People found it easy to pretend that since Teyla couldn't talk, she couldn't hear them when they spoke about her. John wanted to scream at them that she could hear a footfall a mile away, that she heard every whisper and taunt, but he held his tongue and kept track of the names. He'd play along with her fiction, the thin veneer of normality she held in place over herself in Atlantis.
Off-world, however, in only the company of her team, Teyla dropped the facade. She let herself use the increased agility and speed, the strength that lay coiled in her limbs. Each time she smiled off-world, a little bit of the guilt eased from Rodney's face. Every time that she saved their necks from the enemy, Tor'neh, a veteran of the Earth-Orii war, was just a little more impressed with Teyla as a warrior.

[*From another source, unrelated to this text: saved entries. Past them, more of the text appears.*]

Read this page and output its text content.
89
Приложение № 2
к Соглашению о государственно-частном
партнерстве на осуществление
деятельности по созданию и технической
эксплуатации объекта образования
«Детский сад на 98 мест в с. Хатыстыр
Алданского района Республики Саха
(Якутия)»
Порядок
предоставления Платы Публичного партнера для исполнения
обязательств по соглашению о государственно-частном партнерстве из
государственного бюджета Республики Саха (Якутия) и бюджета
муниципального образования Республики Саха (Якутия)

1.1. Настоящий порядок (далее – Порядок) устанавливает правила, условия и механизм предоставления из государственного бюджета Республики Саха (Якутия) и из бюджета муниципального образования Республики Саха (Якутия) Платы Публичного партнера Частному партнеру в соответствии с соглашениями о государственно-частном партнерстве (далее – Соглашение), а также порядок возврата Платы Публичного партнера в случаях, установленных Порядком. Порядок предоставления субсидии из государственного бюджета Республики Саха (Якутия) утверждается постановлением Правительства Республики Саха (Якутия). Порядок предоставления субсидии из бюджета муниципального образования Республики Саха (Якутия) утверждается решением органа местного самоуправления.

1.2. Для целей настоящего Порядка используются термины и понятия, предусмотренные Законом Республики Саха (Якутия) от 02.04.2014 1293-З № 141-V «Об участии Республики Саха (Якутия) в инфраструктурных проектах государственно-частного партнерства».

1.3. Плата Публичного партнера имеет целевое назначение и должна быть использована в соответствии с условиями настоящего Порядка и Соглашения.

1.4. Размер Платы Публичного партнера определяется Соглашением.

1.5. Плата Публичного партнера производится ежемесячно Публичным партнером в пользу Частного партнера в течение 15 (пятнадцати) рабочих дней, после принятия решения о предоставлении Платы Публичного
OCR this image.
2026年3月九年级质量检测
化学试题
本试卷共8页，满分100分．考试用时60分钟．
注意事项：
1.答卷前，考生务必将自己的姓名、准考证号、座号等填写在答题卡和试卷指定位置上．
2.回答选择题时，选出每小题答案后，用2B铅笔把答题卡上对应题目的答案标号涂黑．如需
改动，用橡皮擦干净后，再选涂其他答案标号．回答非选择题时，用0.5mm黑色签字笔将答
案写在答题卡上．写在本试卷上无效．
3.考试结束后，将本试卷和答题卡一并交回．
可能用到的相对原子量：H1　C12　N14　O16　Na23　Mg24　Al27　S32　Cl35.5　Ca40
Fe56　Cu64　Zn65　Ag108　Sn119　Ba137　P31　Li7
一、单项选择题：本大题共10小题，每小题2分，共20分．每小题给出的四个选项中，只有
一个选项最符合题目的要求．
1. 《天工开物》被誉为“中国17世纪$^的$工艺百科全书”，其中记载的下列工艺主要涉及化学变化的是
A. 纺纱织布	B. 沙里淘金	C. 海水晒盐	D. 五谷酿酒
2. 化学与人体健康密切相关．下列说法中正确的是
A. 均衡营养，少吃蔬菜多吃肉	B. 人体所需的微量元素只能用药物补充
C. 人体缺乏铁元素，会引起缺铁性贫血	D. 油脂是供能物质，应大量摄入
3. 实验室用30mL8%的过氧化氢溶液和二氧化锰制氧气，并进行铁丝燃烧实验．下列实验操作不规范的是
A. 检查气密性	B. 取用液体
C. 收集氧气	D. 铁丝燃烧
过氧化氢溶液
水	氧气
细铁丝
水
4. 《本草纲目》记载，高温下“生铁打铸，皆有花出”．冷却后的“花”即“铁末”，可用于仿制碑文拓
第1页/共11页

Every night, when they sat like this in the dark, John remembered the promise he'd made, almost three years before. Since then, he'd often wondered about the price that came with every gift in the Pegasus Galaxy, every blessing and its accompanying curse. He'd been really into comics book as a kid, especially Superman. Had Clark Kent's parents ever thought about what would happened if their superpowered adopted son had become a monster? Had they ever had that conversation about the what ifs?
Teyla's eyes caught the firelight with an odd glow. Soon, the sun would rise, John would drag Rodney out of his sleeping bag, and they'd set off for another day in search of the rumored ZPM on the planet.
It wasn't ever going to be like the old days, but even those days hadn't been normal. So what if Teyla was able to hear an alien squirrel a mile away, or lift Rodney over her head with one hand? She wasn't a monster, no more than the rest of them. She was still her, Clark Kent and Superman in one.
John just hated thinking that he was her kryptonite.